Malaria Fights Back Best Therapy Losing Effectiveness
The malaria parasite has changed its coat again and is fighting back against the most effective drugs. Health providers are expressing concern over a new strain of malaria that is appearing in SE Asia. The past 18 months have seen the emergence of a resistant malaria parasite on the Thai/Cambodia border. Health providers are now seeing a similarly resistant parasite on the Thai/Myanmar border. Speculation also places it in China and Vietnam.
While the malaria plasmodium can still be fought with the newest and most effective therapy, it is taking longer and longer to work.
That is echoed by United States development agency USAID, which says artemisinin-based combination therapy is “now taking two to three times longer to kill malaria parasites along the Thai-Cambodian border than elsewhere.”
There is worry that this new malaria strain could spread to Africa which has the highest rate of this disease. Worldwide, approximately one million people die from malaria, many of them children.
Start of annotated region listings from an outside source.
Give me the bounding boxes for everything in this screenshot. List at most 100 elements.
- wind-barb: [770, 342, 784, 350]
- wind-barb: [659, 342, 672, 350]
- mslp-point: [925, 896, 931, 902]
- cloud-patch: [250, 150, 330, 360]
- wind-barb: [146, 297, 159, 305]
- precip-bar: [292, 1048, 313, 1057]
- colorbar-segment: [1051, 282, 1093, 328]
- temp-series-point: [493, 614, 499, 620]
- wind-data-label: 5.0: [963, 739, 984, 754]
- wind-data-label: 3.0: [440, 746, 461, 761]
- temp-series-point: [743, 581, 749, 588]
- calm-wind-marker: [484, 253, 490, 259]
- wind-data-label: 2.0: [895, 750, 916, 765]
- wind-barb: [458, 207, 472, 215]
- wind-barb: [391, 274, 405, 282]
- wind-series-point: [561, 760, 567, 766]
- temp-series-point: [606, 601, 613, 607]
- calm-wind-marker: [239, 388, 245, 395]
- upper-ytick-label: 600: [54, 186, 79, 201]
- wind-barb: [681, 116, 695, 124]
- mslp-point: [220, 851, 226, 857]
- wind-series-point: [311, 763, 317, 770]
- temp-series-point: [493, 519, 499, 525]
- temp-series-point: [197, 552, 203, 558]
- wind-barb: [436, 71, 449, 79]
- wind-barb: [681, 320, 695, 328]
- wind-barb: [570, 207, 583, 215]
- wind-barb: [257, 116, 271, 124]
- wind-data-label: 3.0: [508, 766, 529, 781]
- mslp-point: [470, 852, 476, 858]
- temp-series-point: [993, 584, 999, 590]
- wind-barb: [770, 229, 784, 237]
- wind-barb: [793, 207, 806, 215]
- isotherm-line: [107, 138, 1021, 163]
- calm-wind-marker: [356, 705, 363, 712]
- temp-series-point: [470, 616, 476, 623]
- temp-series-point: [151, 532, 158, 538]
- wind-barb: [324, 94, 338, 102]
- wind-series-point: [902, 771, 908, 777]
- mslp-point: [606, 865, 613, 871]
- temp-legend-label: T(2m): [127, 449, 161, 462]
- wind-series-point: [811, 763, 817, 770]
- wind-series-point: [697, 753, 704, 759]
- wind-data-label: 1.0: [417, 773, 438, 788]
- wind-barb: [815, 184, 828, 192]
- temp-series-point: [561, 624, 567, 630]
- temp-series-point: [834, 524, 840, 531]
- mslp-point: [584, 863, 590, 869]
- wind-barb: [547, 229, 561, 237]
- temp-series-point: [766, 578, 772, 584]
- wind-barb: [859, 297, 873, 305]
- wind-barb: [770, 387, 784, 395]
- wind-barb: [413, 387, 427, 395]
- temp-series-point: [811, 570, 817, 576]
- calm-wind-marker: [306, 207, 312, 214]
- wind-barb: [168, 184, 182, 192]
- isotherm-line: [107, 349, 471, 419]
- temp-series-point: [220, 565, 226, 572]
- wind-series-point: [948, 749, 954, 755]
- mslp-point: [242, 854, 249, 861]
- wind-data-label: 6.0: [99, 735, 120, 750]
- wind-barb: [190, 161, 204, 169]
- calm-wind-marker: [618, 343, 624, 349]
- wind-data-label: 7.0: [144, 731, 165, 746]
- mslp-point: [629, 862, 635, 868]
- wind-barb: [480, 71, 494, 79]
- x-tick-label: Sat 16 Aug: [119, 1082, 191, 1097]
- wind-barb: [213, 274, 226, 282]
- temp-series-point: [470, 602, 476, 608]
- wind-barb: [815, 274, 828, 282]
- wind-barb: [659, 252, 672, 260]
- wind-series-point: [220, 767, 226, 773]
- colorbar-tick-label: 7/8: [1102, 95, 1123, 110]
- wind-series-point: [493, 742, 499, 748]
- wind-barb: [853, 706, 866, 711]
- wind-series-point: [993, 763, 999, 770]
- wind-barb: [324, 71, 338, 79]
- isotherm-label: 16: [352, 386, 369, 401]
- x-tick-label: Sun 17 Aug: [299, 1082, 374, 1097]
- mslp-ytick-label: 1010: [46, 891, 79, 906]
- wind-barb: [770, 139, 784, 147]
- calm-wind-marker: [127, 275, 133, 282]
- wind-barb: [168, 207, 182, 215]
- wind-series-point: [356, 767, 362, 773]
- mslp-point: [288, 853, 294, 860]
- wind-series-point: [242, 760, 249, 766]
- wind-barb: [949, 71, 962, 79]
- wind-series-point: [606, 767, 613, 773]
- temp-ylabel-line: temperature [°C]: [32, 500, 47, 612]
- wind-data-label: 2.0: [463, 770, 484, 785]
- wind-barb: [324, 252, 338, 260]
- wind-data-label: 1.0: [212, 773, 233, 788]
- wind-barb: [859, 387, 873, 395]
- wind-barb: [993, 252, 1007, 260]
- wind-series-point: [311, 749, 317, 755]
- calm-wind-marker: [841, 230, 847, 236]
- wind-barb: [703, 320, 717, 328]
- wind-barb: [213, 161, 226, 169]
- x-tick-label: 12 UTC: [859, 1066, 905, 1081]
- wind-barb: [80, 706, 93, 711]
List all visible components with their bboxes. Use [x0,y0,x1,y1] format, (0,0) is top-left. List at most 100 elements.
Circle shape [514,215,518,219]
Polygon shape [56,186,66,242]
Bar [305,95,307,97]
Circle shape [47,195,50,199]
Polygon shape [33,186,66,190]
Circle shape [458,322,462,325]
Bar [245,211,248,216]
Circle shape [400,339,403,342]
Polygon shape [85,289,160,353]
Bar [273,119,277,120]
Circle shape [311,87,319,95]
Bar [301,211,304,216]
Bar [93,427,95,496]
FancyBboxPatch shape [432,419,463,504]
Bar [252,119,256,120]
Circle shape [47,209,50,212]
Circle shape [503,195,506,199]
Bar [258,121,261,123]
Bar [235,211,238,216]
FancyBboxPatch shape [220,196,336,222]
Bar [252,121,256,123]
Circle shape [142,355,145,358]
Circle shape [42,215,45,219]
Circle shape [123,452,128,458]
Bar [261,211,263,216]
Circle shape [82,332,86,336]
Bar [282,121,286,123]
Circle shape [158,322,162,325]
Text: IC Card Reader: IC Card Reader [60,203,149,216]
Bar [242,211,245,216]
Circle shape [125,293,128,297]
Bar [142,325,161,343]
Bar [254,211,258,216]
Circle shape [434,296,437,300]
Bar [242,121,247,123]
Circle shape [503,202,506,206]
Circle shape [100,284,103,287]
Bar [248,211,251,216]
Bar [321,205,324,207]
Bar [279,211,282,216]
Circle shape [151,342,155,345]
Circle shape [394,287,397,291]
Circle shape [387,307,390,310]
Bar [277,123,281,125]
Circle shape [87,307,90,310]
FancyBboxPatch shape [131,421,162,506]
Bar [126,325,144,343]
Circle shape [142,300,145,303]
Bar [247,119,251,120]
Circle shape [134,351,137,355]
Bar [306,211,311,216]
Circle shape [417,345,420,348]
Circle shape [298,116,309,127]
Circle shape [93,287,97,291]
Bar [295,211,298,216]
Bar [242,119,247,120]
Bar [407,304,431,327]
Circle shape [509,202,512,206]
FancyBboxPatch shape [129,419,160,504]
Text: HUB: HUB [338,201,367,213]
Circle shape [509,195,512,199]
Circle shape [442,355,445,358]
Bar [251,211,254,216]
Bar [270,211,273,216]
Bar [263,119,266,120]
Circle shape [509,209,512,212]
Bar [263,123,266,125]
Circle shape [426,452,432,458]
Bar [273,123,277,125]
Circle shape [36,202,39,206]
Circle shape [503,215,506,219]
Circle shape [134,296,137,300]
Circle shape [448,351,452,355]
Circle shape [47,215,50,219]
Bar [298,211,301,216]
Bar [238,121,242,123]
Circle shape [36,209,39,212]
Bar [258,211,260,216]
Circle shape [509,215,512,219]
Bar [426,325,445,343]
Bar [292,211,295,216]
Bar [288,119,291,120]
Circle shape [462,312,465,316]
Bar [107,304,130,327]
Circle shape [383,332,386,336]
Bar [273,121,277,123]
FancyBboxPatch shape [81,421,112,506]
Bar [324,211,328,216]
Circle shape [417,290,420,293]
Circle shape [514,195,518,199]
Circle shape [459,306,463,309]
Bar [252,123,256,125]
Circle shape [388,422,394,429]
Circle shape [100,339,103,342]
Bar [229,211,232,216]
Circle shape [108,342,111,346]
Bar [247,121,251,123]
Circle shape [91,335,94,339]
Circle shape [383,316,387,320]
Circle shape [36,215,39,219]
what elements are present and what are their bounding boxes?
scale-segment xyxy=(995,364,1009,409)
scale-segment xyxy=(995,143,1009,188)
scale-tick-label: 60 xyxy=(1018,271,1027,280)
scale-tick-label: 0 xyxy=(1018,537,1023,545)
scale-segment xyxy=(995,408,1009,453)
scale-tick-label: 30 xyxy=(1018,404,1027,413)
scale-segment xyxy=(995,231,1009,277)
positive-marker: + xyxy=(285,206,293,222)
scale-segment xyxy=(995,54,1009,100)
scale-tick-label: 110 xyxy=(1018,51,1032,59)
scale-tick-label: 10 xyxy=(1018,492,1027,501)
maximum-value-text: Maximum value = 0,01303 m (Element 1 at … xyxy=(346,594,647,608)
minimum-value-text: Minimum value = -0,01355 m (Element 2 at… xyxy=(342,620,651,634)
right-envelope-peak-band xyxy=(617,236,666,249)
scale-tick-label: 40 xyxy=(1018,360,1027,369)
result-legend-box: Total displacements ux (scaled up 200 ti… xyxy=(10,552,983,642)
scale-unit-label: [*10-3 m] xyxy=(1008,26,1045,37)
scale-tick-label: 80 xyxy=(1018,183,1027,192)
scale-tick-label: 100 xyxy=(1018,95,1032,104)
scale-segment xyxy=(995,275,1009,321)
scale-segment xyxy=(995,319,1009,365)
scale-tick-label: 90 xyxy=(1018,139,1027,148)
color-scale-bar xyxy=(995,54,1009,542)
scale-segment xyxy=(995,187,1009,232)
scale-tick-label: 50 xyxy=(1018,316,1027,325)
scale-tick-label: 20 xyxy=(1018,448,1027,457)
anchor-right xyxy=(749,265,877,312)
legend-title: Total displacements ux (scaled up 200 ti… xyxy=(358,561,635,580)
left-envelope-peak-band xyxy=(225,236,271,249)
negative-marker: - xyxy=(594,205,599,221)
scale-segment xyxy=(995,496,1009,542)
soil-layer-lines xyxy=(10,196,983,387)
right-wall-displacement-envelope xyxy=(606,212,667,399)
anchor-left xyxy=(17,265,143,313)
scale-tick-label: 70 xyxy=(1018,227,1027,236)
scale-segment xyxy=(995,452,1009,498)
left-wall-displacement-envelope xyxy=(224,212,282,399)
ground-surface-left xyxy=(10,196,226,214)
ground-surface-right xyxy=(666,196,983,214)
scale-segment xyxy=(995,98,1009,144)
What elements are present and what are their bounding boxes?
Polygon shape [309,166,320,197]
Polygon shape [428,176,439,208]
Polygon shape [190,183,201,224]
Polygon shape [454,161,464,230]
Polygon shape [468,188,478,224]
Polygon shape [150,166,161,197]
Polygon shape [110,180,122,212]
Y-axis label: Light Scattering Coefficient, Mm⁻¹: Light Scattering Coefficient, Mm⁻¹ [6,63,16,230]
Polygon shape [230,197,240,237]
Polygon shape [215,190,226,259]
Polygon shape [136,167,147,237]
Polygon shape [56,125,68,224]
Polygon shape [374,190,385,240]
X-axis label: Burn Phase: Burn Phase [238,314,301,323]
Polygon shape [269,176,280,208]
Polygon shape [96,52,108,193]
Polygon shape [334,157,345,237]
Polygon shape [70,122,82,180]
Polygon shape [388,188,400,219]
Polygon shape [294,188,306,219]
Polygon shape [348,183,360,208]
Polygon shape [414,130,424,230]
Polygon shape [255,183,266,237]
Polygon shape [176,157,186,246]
Malaria is a disease of the blood. Tiny parasites are transmitted to people via mosquitoes. If a mosquito feeds on the infected blood of a person, it can pass the parasite along when it next feeds. The life cycle of the malaria parasite is complex, but periodically the parasite destroys red blood cells, making people very ill if it doesn't kill them. Pregnant women and children are most vulnerable.
It is believed that malaria originated in Africa but has spread throughout the world, as far north as London. The ancient Romans gave malaria its name, believing it came from bad air - Mal aria.
One of the most effective ways to fight malaria is to prevent mosquitoes from breeding. This requires a strict attention to preventing the accumulation of containers that can hold water. Mosquitoes lay their eggs in water, but only require tiny amounts.
The Bill and Melinda Gates Foundation is donating over $22 million over the next five years to fight this new drug resistant strain of malaria. The emphasis on their campaign is small practical methods like providing mosquito nets to break the cycle of infection. The Global Fund is earmarking $102 million to try to contain this new more robust malarial parasite.